As revenues recover, budget caution advised. More evidence supporting Washington’s 4-year balanced budget requirement?

A new Stateline report on the health of state budgets suggests that the recent recovery in state revenues won’t lead to significant new spending. Some themes will be familiar to those who follow this state’s fiscal discussions.

Most state budgets are nicely in the black, but predictions of weak economic growth are leading states to spend cautiously or to stockpile funds. And in the half-dozen states with red ink, lawmakers increasingly are looking to hike sales taxes, although they could be a weak source of revenue.

Many forecasters are predicting an economic downturn in the next couple of years, which has made many states reluctant to commit to big, expensive programs — even if they have a surplus. Recent volatility and losses in the stock market foreshadow less income tax revenue. And the trend in sales tax receipts is weakening, as consumers turn to untaxed Internet sales and cautious buying habits.

That stock market volatility may also concern supporters of a state capital gains tax, which notably swings with market fluctuations. 

By statute, the Washington Legislature must adopt a four-year balanced budget. As the Washington Research Council wrote in 2012, 

Under SSB 6636 (signed by the governor May 2), beginning with the 2013–15 biennium (which starts July 1, 2013), the legislature will have to “enact a balanced omnibus operating appropriations bill that leaves, in total, a positive ending fund balance in the general fund and related funds.” Additionally, “the projected maintenance level of the omnibus appropriations bill enacted by the legislature shall not exceed the available fiscal resources for the next ensuing fiscal biennium.” The bill also requires regular budget outlooks to illustrate what the future may look like under current law.

The WRC wrote yesterday that the governor’s proposed supplemental budget does not balance over four years

The Economic and Revenue Forecast Council has released its four-year budget outlook based on Gov. Inslee’s proposed 2016 supplemental operating budget. (We wrote about his proposal here.) The outlook shows that although the unrestricted ending fund balance in 2015-17 is positive ($264 million), the unrestricted ending fund balance in 2017-19 is negative $714 million. 

We should mention here that the WRC just released a policy brief on the governor’s teacher compensation proposal, “Gov.

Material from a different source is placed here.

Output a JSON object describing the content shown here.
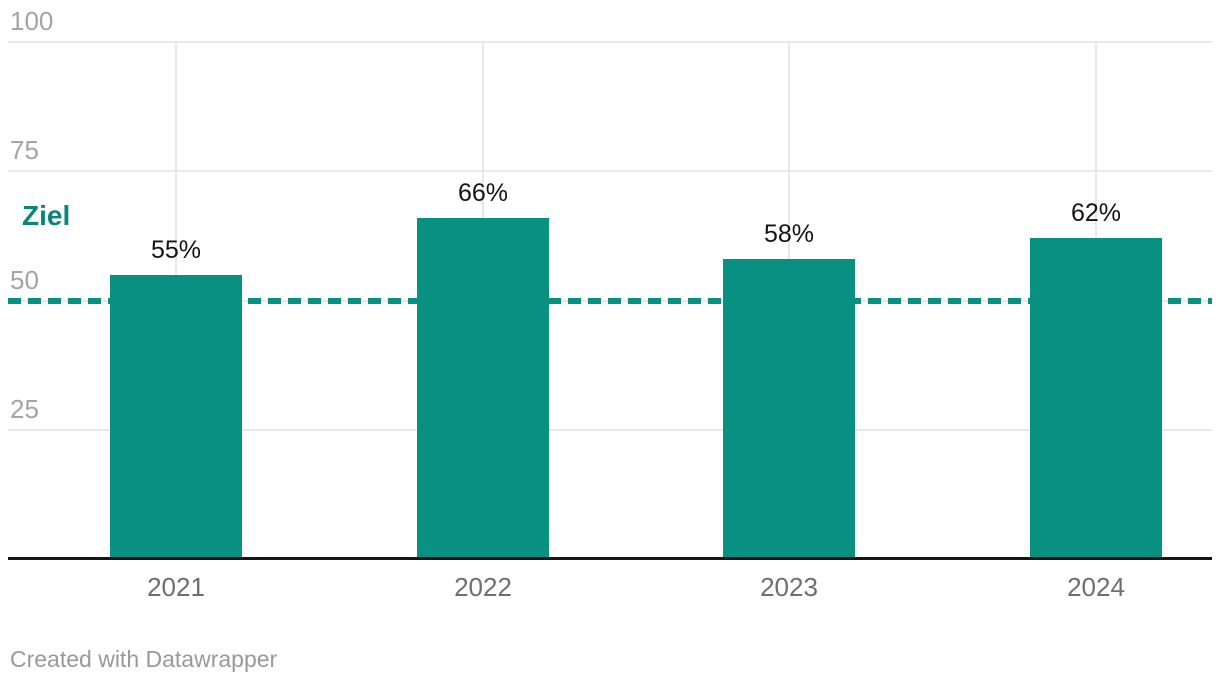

Inslee’s Teacher Shortage Proposal: Good Policy, Bad Timing?” 

The Stateline report provides some longer-term perspective on state budgets.

Before the Great Recession that began in 2007, state revenue increased an average of 5.5 percent a year, said Scott Pattison, executive director of the NGA.

“In the recovery years, you are lucky to see a growth rate of over 4 percent,” he said. “That is forecast to continue.”

For a more detailed discussion of state revenue systems and their recent performance see this report from the Rockefeller Institute. 

While Washington’s economy is relatively robust among the 50 states, the state is well-served by the requirement to take the long view on balanced budgets. The four-year statutory requirement provides for an additional measure of stability in fiscal planning. And, of course, state policies that promote economic vitality will also support sustainable revenue growth.